Une famille autour du monde

Du sous-continent indien aux indiens des Amériques ...

  • Augmenter la taille
  • Taille par défaut
  • Diminuer la taille

Varanasi

26ème jour, Varanasi, samedi 19 mars

Ma montre sonne douloureusement mais ce réveil en vaut la peine.

A 5H30, nous sommes devant l’hôtel et au bout de 20 minutes, nous parvenons à destination, Papu n’hésitant pas à rouler dans les petites ruelles afin de nous rapprocher le plus possible des ghats.

Les touristes ont plus de mal à se lever car on nous propose aussitôt une promenade pour 600 roupies que nous marchandons à 500. L’habitude sans doute !

L’aube pointe doucement. Le soleil est en chemin et ne devrait pas tarder à faire son entrée. D’un côté, Varanasi qui s’éclaire doucement et de l’autre une lagune de sable habillée de quelques barques et de tentes qui s’éveillent.

Le soleil arrive enfin, cercle rouge feu d’abord posé sur l’horizon, puis monte doucement, irradiant les façades et appelant les pèlerins aux ablutions. La ville s’éveille sous une lumière magnifique pour une nouvelle journée de prière.

Une petite fille nous vend de nouvelles offrandes. Dans une barque voisine, des bonzes de Thaïlande font les leurs.

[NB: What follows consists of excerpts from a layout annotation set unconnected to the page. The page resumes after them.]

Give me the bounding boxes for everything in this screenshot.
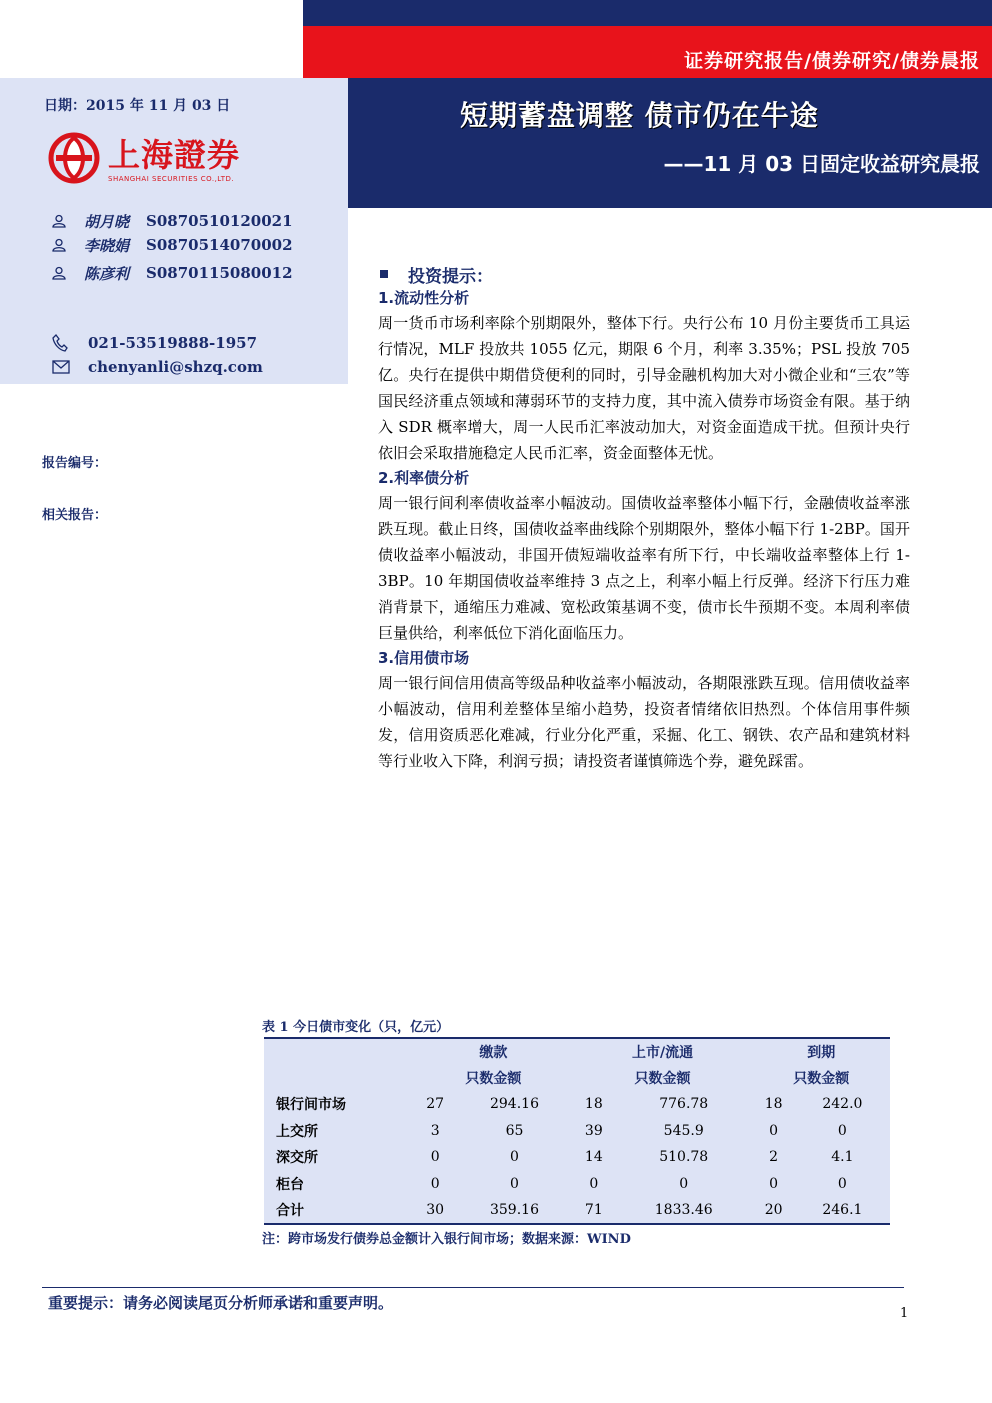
table-row-label: 柜台 bbox=[264, 1171, 414, 1198]
logo-mark-icon bbox=[48, 132, 100, 184]
table-row bbox=[264, 1144, 890, 1171]
table-header-cell: 到期 bbox=[752, 1038, 890, 1065]
table-header-cell: 缴款 bbox=[414, 1038, 573, 1065]
table-row-label: 银行间市场 bbox=[264, 1091, 414, 1118]
table-cell: 0 bbox=[752, 1171, 794, 1198]
report-number-label: 报告编号： bbox=[42, 456, 108, 471]
section-heading: 2.利率债分析 bbox=[378, 469, 470, 487]
section-body: 周一银行间利率债收益率小幅波动。国债收益率整体小幅下行，金融债收益率涨跌互现。截止日终，国债收益率曲线除个别期限外，整体小幅下行 1-2BP。国开债收益率小幅波动，非国开债短端收益率有所下行，中长端收益率整体上行 1-3BP。10 年期国债收益率维持 3 点之上，利率小幅上行反弹。经济下行压力难消背景下，通缩压力难减、宽松政策基调不变，债市长牛预期不变。本周利率债巨量供给，利率低位下消化面临压力。 bbox=[378, 494, 910, 642]
analyst-code: S0870514070002 bbox=[146, 236, 293, 254]
page-number: 1 bbox=[900, 1306, 909, 1321]
analyst-code: S0870510120021 bbox=[146, 212, 293, 230]
analyst-code: S0870115080012 bbox=[146, 264, 293, 282]
table-cell: 1833.46 bbox=[615, 1197, 752, 1224]
phone-icon bbox=[52, 334, 68, 352]
header-top-band bbox=[303, 0, 992, 26]
person-icon bbox=[52, 266, 66, 280]
table-cell: 0 bbox=[414, 1171, 456, 1198]
table-caption: 表 1 今日债市变化（只，亿元） bbox=[262, 1020, 450, 1035]
analyst-name: 李晓娟 bbox=[84, 236, 130, 255]
table-header-cell bbox=[264, 1038, 414, 1065]
main-content bbox=[378, 262, 910, 774]
analyst-name: 胡月晓 bbox=[84, 212, 130, 231]
table-row bbox=[264, 1197, 890, 1224]
person-icon bbox=[52, 238, 66, 252]
table-cell: 71 bbox=[573, 1197, 615, 1224]
report-date: 日期：2015 年 11 月 03 日 bbox=[44, 98, 231, 114]
table-cell: 0 bbox=[573, 1171, 615, 1198]
section-body: 周一银行间信用债高等级品种收益率小幅波动，各期限涨跌互现。信用债收益率小幅波动，信用利差整体呈缩小趋势，投资者情绪依旧热烈。个体信用事件频发，信用资质恶化难减，行业分化严重，采掘、化工、钢铁、农产品和建筑材料等行业收入下降，利润亏损；请投资者谨慎筛选个券，避免踩雷。 bbox=[378, 674, 910, 770]
table-cell: 39 bbox=[573, 1118, 615, 1145]
table-cell: 510.78 bbox=[615, 1144, 752, 1171]
contact-email bbox=[52, 358, 263, 376]
logo-text-en: SHANGHAI SECURITIES CO.,LTD. bbox=[108, 175, 235, 183]
section-heading: 3.信用债市场 bbox=[378, 649, 470, 667]
table-cell: 0 bbox=[414, 1144, 456, 1171]
square-bullet-icon bbox=[380, 270, 388, 278]
contact-phone bbox=[52, 334, 257, 352]
mail-icon bbox=[52, 360, 70, 374]
logo-text-cn: 上海證券 bbox=[108, 136, 241, 174]
table-cell: 65 bbox=[456, 1118, 572, 1145]
table-cell: 18 bbox=[752, 1091, 794, 1118]
analyst-name: 陈彦利 bbox=[84, 264, 130, 283]
table-cell: 246.1 bbox=[795, 1197, 890, 1224]
table-cell: 27 bbox=[414, 1091, 456, 1118]
table-row-label: 深交所 bbox=[264, 1144, 414, 1171]
table-cell: 30 bbox=[414, 1197, 456, 1224]
analyst-row bbox=[52, 210, 293, 232]
section-body: 周一货币市场利率除个别期限外，整体下行。央行公布 10 月份主要货币工具运行情况，MLF 投放共 1055 亿元，期限 6 个月，利率 3.35%；PSL 投放 705 亿。央行在提供中期借贷便利的同时，引导金融机构加大对小微企业和“三农”等国民经济重点领域和薄弱环节的支持力度，其中流入债券市场资金有限。基于纳入 SDR 概率增大，周一人民币汇率波动加大，对资金面造成干扰。但预计央行依旧会采取措施稳定人民币汇率，资金面整体无忧。 bbox=[378, 314, 910, 462]
person-icon bbox=[52, 214, 66, 228]
table-cell: 14 bbox=[573, 1144, 615, 1171]
table-cell: 20 bbox=[752, 1197, 794, 1224]
table-cell: 294.16 bbox=[456, 1091, 572, 1118]
table-cell: 18 bbox=[573, 1091, 615, 1118]
table-header-cell bbox=[264, 1065, 414, 1092]
important-notice: 重要提示：请务必阅读尾页分析师承诺和重要声明。 bbox=[48, 1294, 394, 1312]
report-title: 短期蓄盘调整 债市仍在牛途 bbox=[460, 99, 819, 132]
table-cell: 2 bbox=[752, 1144, 794, 1171]
table-subheader-cell: 只数金额 bbox=[752, 1065, 890, 1092]
table-cell: 3 bbox=[414, 1118, 456, 1145]
table-cell: 0 bbox=[456, 1144, 572, 1171]
table-subheader-cell: 只数金额 bbox=[414, 1065, 573, 1092]
table-cell: 4.1 bbox=[795, 1144, 890, 1171]
tips-heading-text: 投资提示： bbox=[408, 266, 493, 287]
related-reports-label: 相关报告： bbox=[42, 508, 108, 523]
table-row bbox=[264, 1118, 890, 1145]
table-header-cell: 上市/流通 bbox=[573, 1038, 753, 1065]
section-heading: 1.流动性分析 bbox=[378, 289, 470, 307]
table-cell: 242.0 bbox=[795, 1091, 890, 1118]
table-cell: 0 bbox=[615, 1171, 752, 1198]
table-cell: 776.78 bbox=[615, 1091, 752, 1118]
email-link[interactable]: chenyanli@shzq.com bbox=[88, 358, 263, 376]
table-row-label: 合计 bbox=[264, 1197, 414, 1224]
table-row bbox=[264, 1171, 890, 1198]
table-row-label: 上交所 bbox=[264, 1118, 414, 1145]
phone-number: 021-53519888-1957 bbox=[88, 334, 258, 352]
table-cell: 0 bbox=[795, 1118, 890, 1145]
report-subtitle: ——11 月 03 日固定收益研究晨报 bbox=[663, 152, 980, 176]
table-cell: 0 bbox=[795, 1171, 890, 1198]
table-cell: 0 bbox=[456, 1171, 572, 1198]
table-subheader-cell: 只数金额 bbox=[573, 1065, 753, 1092]
table-cell: 359.16 bbox=[456, 1197, 572, 1224]
footer-divider bbox=[42, 1287, 904, 1288]
company-logo bbox=[48, 130, 288, 190]
report-category: 证券研究报告/债券研究/债券晨报 bbox=[684, 50, 980, 72]
analyst-row bbox=[52, 262, 293, 284]
table-cell: 0 bbox=[752, 1118, 794, 1145]
table-header-row bbox=[264, 1038, 890, 1065]
bond-market-table bbox=[264, 1037, 890, 1225]
table-cell: 545.9 bbox=[615, 1118, 752, 1145]
tips-heading bbox=[378, 262, 910, 286]
table-subheader-row bbox=[264, 1065, 890, 1092]
table-row bbox=[264, 1091, 890, 1118]
analyst-row bbox=[52, 234, 293, 256]
table-note: 注：跨市场发行债券总金额计入银行间市场；数据来源：WIND bbox=[262, 1232, 631, 1247]
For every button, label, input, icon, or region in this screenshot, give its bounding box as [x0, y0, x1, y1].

Les indiens descendent se laver, nagent, boivent même cette eau sacrée que je n’ose toucher de la main. Car le Gange est pollué : tous les égouts de la ville et de celles situées en amont s’y déversent. Une eau sûre pour la baignade doit contenir moins de 500 bactéries Escherichia coli par litre alors que les échantillons prélevés ici en contiennent 1,5 million. Au retour, un chien mort au milieu de l’eau, le ventre gonflé qu’un corbeau entame de son bec. Plus loin, un veau en décomposition ou ce qu’il en reste, bloqué par une chaîne de bateau.

C’est cela aussi Varanasi.

Aussitôt débarqués, nous partons découvrir de près ce que nous observions de loin : prêtres officiant avec ferveur au milieu des pèlerins, sâdhus quémandant parfois quelques pièces, masseurs, professeurs de yoga, blanchisseurs nettoyant leur linge à quelques mètres d’une bouche d’égout, des adolescents revivant entre eux la coupe du monde de cricket, des consommateurs buvant leur thé bouillant à petites lampées, coiffeurs ne pratiquant qu’une seule coupe : le rasage intégral des cheveux des pèlerins endeuillés, …

Il est déjà 8H30 : il faut rentrer pour nourrir nos rejetons.

Même si on en voit déjà les traces, le « Holy festival » commencera réellement à 12 H, nous cloîtrant jusqu’au lendemain soir.

Ce sera l’occasion d’une trêve dans l’écriture de ce journal, les prochaines 24 heures n’étant constituées que de baignade, de repos et d’un peu d’écriture.